Your lathes are produced under peacetime conditions- not double-shift wartime production. The company that now has a thirty day lead time would expand geometrically as it trained new people to produce huge numbers of lathes - and get that lead time down. Because a lathe is a weapon of war, just as much as a gun - a 90 day lead time for the 'weapons' to build the weapons would be unacceptable.
Logistically, Charis also has access to much more industrial planning capacity than the church does, because OWL has access to the future equivalent of PRINCE type project planning. You can see the COGA struggling with developing production lines when they have no idea what they're working towards. Delthak's only problem is the same as yours - he doesn't have the tools to do a proper production line. Once Payter's inspiration gets him the tools, he's off.
Ditto for project planning, even though we don't really see that. Delthak has access to training on scheduling materials, labour, off site production most efficiently.
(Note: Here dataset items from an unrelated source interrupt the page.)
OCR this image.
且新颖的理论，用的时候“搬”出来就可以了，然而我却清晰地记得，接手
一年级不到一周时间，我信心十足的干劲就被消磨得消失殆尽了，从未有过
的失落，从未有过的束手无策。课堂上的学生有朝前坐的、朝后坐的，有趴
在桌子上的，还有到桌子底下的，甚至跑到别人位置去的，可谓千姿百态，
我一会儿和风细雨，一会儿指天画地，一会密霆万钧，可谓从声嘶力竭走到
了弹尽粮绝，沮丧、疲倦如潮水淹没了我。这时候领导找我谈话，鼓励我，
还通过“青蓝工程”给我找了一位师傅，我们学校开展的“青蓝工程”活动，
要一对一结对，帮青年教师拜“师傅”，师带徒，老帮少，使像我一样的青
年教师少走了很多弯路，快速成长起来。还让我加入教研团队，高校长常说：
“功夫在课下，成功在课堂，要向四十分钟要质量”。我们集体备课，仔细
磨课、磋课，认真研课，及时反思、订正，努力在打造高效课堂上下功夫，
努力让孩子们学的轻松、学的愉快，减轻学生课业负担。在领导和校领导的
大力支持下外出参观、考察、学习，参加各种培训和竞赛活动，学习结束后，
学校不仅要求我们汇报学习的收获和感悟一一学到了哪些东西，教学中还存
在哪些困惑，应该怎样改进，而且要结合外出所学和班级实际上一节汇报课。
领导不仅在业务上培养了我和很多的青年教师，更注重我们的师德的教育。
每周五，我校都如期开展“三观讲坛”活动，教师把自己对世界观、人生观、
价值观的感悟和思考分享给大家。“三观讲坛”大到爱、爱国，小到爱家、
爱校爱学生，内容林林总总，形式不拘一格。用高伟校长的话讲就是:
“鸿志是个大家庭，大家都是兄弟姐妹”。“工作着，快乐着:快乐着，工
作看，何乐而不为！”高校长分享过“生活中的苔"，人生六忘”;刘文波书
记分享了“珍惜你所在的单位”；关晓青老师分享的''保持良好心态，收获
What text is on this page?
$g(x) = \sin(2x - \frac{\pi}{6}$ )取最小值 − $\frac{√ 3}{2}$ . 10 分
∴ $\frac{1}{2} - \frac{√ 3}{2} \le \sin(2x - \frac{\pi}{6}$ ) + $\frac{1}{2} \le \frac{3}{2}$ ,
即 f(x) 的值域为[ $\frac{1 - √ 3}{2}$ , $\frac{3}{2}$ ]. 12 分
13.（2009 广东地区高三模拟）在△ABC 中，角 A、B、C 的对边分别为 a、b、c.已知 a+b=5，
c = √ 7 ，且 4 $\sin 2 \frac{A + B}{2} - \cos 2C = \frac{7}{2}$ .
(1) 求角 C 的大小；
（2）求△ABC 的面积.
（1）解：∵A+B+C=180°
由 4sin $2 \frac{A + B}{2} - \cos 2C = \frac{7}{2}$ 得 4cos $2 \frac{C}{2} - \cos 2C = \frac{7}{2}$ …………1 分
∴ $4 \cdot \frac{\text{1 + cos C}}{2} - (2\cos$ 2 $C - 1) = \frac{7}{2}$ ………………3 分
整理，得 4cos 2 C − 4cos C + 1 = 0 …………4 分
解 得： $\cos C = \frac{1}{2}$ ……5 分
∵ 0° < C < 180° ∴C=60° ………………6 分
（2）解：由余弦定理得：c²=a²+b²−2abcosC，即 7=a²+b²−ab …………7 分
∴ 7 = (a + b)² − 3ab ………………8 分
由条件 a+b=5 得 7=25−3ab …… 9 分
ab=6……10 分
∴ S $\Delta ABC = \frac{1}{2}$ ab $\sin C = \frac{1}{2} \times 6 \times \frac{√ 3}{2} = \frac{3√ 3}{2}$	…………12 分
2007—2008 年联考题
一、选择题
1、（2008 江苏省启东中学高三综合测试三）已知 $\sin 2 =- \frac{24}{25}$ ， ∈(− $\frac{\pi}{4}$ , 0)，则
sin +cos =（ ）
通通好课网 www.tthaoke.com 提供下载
The Church doesn't.
Ahh, that's what's been bothering me. Paityr's brainstorm using pneumatic "energy" distribution for production lines occurred in April 896 (Midst Toil...). ATSoT is in October of 897. Even Howsym mentioned at the time it would take several months to get something like that in place in a production line. That brings us to July-August 896.
The sheer volume of production just doesn't make sense. Even if OWL has access to planning software, you still have to have people inside the circle translate or transliterate that data to outside the circle personnel. And that takes trained project engineers, of which there are very few anywhere in this world - much less inside the circle.
You can compensate for that by sheer numbers of people swamping the inefficiencies - which is what COGA is doing - but COGA is concentrating on one model of rifle, for example, to the exclusion of others, while the ICN is transitioning through deploying 3 or 4 different rifle models and a pistol on the mainland in the same time frame - not to mention mortars, field kitchens, tents, uniforms, rations, kettles, shovels, skis, mess kits, ammo for all the above, artillery and balloons!
Even in Heirs of Empire Sean only used the Israel's manufacturing facilities to rifle the joharns, make a few other changes to items, but did not introduce anything as complex as a cartridge loading rifle or pistol. That process, as explained in the book, was much more believable - or as believable as a Sci-Fi book can be!
But as I said, its not really disappointment, just a little annoyance. RFC injects a lot of 'reality' into his books that allow for this type of analysis. Its actually fun to analyze something like this. Helps either dust off the old cobwebs or provide a bit of escape from the latest status report.